Yeah, so D can be both a systems programming language and an 
applications programming language, and it's even convenient 
enough to use a scripting language :-)  But that means that it 
has both high level and low level features.

If you want to do bare-metal programming on the STM32 (or any 
resource-constrained micrcontroller), you may not want or need 
things like the garbage collector, runtime type information, etc. 
(though with something like the STM32F7, it may be the right 
choice). To do the low-level stuff, you just need the fundamental 
compiler facilities, and not much, if anything, from the runtime. 
  So, you have a few options:

1) The -betterC switch - This switch allows you to use D like C.  
No classes, No runtime-type information, no exceptions, but you 
still get the compiler facilities like templates, mixins, etc. 
that aren't found in C.  Thus it is a "better C".  See 
https://dlang.org/spec/betterc.html and 
https://dlang.org/blog/category/betterc/ for lots of information 
about that.

I am, personally, not a fan of betterC, and affectionately call 
it worseD.  IMO, if the compiler would just be fixed to reduce 
coupling to the runtime (as was done recently in 2.079.0) betterC 
would not be needed.

2) A v2.079.0 compliant compiler - 2.079.0 did some long overdue 
decoupling of the compiler from the runtime so you no longer get 
compiler errors for missing features that your code doesn't even 
make use of.  See 
https://dlang.org/changelog/2.079.0.html#minimal_runtime for more 
information about that.

3) A pre-2.079.0 version of a compiler with useless stubs to get 
the compiler to shut up and generate your binary.  Trying to make 
a minimal runtime with the current LDC release is fraught with 
problems: (1) https://github.com/ldc-developers/ldc/issues/781 
(2) https://github.com/ldc-developers/ldc/issues/552  GDC is much 
better, but still requires a few useless stubs to get a build 
(e.g. 
https://github.com/JinShil/stm32f42_discovery_demo/blob/master/source/runtime/object.d)
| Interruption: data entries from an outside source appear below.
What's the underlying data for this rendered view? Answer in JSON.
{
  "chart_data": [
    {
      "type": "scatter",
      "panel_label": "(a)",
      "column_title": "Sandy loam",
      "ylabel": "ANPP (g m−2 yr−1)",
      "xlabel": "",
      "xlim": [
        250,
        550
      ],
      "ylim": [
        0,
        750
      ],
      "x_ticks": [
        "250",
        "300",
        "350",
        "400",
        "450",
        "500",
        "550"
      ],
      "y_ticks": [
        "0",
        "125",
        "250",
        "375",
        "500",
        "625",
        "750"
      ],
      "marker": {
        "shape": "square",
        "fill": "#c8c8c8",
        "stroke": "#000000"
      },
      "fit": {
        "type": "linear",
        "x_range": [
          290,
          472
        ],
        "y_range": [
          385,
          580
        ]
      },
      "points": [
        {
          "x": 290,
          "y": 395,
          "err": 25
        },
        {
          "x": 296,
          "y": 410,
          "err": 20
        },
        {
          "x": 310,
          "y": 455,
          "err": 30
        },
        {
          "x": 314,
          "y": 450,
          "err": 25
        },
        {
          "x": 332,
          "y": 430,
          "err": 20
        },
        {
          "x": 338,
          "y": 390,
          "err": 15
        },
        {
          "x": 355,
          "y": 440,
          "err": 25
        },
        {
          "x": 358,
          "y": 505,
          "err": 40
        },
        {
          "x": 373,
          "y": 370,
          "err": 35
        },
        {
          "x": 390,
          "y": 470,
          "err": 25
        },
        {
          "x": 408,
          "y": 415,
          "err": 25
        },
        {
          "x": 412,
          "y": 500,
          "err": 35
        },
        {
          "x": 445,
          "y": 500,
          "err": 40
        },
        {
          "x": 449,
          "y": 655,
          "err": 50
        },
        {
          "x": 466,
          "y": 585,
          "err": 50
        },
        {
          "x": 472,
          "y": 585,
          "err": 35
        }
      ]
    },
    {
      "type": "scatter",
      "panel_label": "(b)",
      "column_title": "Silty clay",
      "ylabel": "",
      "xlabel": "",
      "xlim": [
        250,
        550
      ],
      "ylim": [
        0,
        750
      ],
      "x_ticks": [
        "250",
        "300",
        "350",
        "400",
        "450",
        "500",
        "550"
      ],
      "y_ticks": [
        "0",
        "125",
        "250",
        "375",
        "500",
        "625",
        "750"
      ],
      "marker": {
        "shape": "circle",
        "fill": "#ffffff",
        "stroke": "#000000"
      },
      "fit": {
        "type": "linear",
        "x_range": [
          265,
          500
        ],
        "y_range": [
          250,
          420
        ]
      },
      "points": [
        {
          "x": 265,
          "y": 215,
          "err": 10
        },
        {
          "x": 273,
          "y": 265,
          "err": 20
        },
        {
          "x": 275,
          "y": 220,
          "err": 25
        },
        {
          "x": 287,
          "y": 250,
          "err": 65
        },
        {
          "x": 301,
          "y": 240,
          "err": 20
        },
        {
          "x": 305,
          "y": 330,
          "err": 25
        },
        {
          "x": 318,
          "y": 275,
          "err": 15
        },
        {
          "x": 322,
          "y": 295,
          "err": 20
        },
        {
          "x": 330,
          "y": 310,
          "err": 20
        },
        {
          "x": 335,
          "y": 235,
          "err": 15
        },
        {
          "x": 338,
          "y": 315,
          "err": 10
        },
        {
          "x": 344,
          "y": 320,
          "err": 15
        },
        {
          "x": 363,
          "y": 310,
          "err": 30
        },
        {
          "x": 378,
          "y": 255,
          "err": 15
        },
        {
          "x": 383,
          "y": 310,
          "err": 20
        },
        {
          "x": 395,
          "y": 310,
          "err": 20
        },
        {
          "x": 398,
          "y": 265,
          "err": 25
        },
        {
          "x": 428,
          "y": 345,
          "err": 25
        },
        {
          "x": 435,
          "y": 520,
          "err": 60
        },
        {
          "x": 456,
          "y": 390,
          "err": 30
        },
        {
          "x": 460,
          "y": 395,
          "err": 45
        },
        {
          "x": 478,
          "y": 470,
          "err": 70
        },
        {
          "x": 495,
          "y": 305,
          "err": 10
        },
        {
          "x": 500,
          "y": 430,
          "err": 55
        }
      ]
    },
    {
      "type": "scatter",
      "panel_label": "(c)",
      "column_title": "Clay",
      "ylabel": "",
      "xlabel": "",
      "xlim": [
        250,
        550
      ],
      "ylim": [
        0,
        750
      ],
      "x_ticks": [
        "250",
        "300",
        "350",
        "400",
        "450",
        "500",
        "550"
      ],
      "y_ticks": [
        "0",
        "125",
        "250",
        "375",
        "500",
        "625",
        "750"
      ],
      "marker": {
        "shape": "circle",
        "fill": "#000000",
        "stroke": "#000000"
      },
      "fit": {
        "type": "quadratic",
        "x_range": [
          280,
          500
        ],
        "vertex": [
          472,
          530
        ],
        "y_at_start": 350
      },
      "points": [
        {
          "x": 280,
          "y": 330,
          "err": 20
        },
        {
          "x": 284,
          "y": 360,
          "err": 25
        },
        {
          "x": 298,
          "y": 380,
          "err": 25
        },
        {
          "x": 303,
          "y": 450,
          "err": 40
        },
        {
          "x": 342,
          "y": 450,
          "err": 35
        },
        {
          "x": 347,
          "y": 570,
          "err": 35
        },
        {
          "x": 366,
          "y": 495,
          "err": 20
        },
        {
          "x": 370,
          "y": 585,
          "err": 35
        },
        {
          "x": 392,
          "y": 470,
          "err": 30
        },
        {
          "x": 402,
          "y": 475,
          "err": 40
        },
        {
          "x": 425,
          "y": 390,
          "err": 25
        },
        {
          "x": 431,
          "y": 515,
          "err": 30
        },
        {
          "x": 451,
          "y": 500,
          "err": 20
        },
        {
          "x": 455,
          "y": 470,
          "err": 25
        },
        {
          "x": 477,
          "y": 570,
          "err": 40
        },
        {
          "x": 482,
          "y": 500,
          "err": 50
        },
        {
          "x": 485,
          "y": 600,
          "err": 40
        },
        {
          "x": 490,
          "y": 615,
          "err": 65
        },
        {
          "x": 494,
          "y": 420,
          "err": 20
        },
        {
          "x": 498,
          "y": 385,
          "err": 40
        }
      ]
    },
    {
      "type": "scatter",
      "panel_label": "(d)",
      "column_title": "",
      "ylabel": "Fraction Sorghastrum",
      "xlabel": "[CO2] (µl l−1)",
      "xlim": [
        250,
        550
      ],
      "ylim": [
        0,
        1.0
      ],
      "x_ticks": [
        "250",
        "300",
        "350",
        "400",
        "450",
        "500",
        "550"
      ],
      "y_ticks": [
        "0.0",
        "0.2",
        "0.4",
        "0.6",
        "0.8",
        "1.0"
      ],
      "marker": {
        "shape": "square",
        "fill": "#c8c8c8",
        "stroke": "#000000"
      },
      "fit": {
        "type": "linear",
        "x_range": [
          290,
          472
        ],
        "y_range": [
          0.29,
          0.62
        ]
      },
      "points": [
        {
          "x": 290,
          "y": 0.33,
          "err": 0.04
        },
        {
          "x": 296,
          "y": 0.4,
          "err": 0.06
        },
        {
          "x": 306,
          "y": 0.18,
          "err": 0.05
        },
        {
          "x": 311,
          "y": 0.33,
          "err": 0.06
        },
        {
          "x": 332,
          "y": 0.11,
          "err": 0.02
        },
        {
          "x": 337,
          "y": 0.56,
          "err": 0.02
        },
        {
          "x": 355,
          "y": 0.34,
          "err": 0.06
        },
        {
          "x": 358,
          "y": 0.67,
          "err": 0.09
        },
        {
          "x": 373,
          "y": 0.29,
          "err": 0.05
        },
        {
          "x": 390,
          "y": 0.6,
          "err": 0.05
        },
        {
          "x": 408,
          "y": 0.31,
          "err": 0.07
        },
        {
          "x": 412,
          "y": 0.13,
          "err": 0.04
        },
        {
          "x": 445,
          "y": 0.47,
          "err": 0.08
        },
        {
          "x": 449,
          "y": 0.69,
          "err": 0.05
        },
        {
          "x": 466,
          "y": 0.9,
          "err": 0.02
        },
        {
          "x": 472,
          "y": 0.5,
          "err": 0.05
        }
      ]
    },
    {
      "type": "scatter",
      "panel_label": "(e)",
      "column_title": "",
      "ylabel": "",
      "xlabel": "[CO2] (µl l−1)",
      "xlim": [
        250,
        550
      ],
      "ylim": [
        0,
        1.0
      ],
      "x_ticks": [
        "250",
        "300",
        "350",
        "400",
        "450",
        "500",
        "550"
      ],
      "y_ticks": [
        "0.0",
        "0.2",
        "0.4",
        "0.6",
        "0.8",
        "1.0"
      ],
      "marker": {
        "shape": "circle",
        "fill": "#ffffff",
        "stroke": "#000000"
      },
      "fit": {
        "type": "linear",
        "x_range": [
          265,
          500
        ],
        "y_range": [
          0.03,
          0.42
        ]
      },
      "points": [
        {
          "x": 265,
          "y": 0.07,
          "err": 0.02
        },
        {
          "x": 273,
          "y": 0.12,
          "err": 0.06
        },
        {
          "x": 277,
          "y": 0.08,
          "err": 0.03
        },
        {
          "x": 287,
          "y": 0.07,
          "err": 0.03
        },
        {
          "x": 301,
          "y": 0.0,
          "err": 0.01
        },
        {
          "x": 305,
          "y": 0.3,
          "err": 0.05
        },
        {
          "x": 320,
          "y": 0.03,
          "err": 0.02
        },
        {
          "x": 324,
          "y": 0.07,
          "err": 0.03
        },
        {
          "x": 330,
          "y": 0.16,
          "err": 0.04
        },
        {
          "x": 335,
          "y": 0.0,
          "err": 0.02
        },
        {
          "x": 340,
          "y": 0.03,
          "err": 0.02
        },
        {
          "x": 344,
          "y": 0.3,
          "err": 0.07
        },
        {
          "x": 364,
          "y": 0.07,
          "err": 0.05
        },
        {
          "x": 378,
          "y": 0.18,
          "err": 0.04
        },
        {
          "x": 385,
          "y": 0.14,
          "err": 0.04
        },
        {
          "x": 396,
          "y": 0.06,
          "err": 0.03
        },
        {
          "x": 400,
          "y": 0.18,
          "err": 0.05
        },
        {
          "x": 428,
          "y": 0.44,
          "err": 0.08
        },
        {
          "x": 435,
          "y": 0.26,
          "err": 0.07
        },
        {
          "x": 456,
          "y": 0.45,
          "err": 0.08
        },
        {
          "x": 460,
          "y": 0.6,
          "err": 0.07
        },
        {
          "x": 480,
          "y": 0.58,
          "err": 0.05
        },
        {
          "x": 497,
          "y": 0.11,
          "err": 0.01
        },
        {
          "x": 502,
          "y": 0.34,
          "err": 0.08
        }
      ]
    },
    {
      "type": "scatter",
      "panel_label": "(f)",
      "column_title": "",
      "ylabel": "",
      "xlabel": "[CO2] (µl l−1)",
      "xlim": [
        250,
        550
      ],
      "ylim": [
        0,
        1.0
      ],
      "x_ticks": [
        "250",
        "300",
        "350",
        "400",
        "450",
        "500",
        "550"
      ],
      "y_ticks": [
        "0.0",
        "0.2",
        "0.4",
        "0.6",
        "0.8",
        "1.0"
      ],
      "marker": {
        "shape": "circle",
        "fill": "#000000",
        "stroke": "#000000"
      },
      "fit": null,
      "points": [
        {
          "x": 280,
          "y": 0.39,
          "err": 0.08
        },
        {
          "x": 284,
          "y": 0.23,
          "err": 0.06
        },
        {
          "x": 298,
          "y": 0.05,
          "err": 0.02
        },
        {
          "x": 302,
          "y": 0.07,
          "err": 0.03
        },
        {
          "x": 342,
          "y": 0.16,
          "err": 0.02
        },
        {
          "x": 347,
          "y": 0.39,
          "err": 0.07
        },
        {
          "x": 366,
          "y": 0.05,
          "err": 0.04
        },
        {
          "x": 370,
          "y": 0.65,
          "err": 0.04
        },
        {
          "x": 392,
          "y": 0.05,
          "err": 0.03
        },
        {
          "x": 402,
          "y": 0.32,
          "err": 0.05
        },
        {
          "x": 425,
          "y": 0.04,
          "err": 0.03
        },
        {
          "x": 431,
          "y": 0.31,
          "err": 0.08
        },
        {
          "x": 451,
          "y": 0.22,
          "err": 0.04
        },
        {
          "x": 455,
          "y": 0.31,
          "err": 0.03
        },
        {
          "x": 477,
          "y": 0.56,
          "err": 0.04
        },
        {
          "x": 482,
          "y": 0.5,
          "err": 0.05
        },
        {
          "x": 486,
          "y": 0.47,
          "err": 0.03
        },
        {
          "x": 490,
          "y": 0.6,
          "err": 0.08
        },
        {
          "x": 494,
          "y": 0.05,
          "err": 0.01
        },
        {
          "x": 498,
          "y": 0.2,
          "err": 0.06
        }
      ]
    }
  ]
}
LDC is currently working on adding the 2.079.0 features:  
https://github.com/ldc-developers/ldc/pull/2641  I hope it will 
be in the next LDC release.  When that's done it will be a much 
better competitor with GDC (and may even surpass it) when it 
comes to ARM Cortex-M programming in D.  I'm currently trying to 
find a way to contribute to GDC to accelerate its progress, but I 
have a lot to learn.

A few resource which you may find interesting:
https://bitbucket.org/timosi/minlibd - probably the most complete 
port of the D runtime to the ARM Cortex-M platform.  I think it's 
only compatible with GDC at the moment though.

https://github.com/JinShil/stm32f42_discovery_demo - A proof of 
concept illustrating the bare-metal programming ARM Cortex-M 
microcontrollers without the need for -betterC, opting for 
minimal runtime instead, is feasible.

https://forum.dlang.org/post/qjowkuwstewnmdunepiq@forum.dlang.org, https://theartofmachinery.com/2018/04/02/inheritance_and_polymorphism.html - A very cool way of using D's mixin features to simulate classes without the D runtime.

I hope that will give you some of what you were looking for.